Obama then shifted into a rousing finale. He encouraged us that we the voters can, in fact, achieve the reforms and create the better political system that we desire. We must not give up now, for to do so would be to surrender the future to the wealthy and powerful. Obama said he knows we can do it because he sees it every day in his interactions with ordinary Americans all across the nation. The assembly-line worker, the Dreamer, the ex-convict, the young cop, the soldier, the nurse, and all sorts of other Americans.

"That's the America I know," Obama thundered. "That's the country we love. Clear-eyed. Big-hearted. Undaunted by challenge. Optimistic that unarmed truth and unconditional love will have the final word. That's what makes me so hopeful about our future. I believe in change because I believe in you, the American people.

"And that's why I stand here confident as I have ever been that the State of our Union is strong!"

Pow! What an explosive ending! Aha! So he didn't forget about the tradition of stating that the Union is "strong," but instead he saved it for the very last word of the entire speech. Powerful!

But then, after you settle down a bit, you begin to think about it. Hold on a second here. Something is going on. This is a twist on the standard formulation.

Traditionally, when the president states that the Union is "strong," it is in the context of the president taking credit for his own successes in office. It is sort of like the president bragging a little bit about his own accomplishments, like the president saying, "The Union is strong because I have done such a great job overseeing it as president."

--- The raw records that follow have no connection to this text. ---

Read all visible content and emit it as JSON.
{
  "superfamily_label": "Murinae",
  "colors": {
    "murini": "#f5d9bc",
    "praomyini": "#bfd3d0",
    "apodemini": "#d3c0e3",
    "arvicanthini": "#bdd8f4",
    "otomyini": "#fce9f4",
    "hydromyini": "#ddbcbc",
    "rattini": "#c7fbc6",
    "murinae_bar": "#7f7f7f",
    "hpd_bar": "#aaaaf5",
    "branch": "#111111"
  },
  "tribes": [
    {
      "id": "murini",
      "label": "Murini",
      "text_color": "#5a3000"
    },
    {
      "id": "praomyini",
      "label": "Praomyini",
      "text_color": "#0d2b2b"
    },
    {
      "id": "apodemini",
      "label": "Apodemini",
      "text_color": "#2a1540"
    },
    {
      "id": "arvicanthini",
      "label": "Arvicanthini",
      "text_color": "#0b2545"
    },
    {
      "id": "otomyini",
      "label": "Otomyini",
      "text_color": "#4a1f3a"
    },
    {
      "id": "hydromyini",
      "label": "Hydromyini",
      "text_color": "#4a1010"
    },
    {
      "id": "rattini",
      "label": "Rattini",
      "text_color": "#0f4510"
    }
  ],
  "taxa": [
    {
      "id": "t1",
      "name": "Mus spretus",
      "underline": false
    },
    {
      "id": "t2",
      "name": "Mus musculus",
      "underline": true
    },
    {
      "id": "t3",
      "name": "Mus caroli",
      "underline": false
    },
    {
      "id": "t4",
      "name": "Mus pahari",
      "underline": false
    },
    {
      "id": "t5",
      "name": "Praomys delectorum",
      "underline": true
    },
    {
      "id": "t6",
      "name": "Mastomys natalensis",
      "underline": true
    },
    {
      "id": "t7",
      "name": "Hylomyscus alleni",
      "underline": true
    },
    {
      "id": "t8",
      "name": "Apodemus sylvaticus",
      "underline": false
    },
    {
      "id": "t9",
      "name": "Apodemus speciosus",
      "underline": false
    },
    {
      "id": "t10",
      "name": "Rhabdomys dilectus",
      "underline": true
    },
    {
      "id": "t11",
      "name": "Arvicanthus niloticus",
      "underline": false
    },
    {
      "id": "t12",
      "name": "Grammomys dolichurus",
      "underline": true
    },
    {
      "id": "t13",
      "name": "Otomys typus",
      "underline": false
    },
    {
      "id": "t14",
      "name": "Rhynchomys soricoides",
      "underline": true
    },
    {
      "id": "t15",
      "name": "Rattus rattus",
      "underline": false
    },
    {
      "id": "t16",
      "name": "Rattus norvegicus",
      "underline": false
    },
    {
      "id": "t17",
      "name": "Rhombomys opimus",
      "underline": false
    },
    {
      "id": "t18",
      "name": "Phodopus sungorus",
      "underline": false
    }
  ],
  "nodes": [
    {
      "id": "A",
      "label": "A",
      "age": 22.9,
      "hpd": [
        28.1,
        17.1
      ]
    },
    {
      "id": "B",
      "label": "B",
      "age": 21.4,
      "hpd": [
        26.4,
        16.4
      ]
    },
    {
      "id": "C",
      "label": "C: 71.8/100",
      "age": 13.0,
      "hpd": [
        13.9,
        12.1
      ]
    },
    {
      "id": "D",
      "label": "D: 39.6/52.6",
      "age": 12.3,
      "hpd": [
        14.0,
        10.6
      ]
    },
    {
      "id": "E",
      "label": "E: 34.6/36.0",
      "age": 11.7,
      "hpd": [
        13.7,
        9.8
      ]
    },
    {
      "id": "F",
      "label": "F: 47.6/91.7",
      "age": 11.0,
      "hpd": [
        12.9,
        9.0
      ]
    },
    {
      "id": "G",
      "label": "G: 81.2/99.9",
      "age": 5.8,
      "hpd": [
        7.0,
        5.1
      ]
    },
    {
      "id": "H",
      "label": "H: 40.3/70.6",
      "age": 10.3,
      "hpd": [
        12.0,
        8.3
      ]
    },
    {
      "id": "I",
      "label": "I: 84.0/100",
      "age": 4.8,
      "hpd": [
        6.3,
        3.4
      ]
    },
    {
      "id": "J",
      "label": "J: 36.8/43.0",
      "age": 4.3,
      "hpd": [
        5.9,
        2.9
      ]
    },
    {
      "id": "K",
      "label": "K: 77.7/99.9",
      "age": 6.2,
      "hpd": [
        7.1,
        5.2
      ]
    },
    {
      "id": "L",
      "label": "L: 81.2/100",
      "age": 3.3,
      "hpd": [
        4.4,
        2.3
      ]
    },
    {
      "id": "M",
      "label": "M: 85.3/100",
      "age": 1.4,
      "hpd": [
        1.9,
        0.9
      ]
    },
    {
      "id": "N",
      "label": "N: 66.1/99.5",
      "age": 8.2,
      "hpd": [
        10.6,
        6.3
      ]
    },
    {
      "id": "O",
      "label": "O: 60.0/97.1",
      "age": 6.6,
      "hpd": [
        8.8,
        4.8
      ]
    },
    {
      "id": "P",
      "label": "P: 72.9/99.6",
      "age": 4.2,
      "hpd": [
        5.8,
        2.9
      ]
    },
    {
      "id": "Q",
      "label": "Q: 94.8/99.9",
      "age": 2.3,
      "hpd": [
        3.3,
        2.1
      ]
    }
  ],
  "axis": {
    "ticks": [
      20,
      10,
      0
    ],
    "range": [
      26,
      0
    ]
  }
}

But this is not what is going on here in this speech. This is not what Obama is saying. Obama is not saying that the state of the Union is "strong" because of what a great job he himself has done as president. No. Obama is saying that the reason the Union is "strong" is because of the strength of the American people!

Whoa! He is turning the entire traditional formulation on its head. Obama is saying that the Union is "strong" because the American people will rise-up to meet the current challenges we face, including the challenge of reforming the political system so that we will never again allow ourselves to be dragged down into a dark and ominous national mood like the one we're in now that does not accurately reflect the uplifting nature of our own true spirit.

Wow. Now that's pretty cool.

Thank you, President Obama, for inspiring us.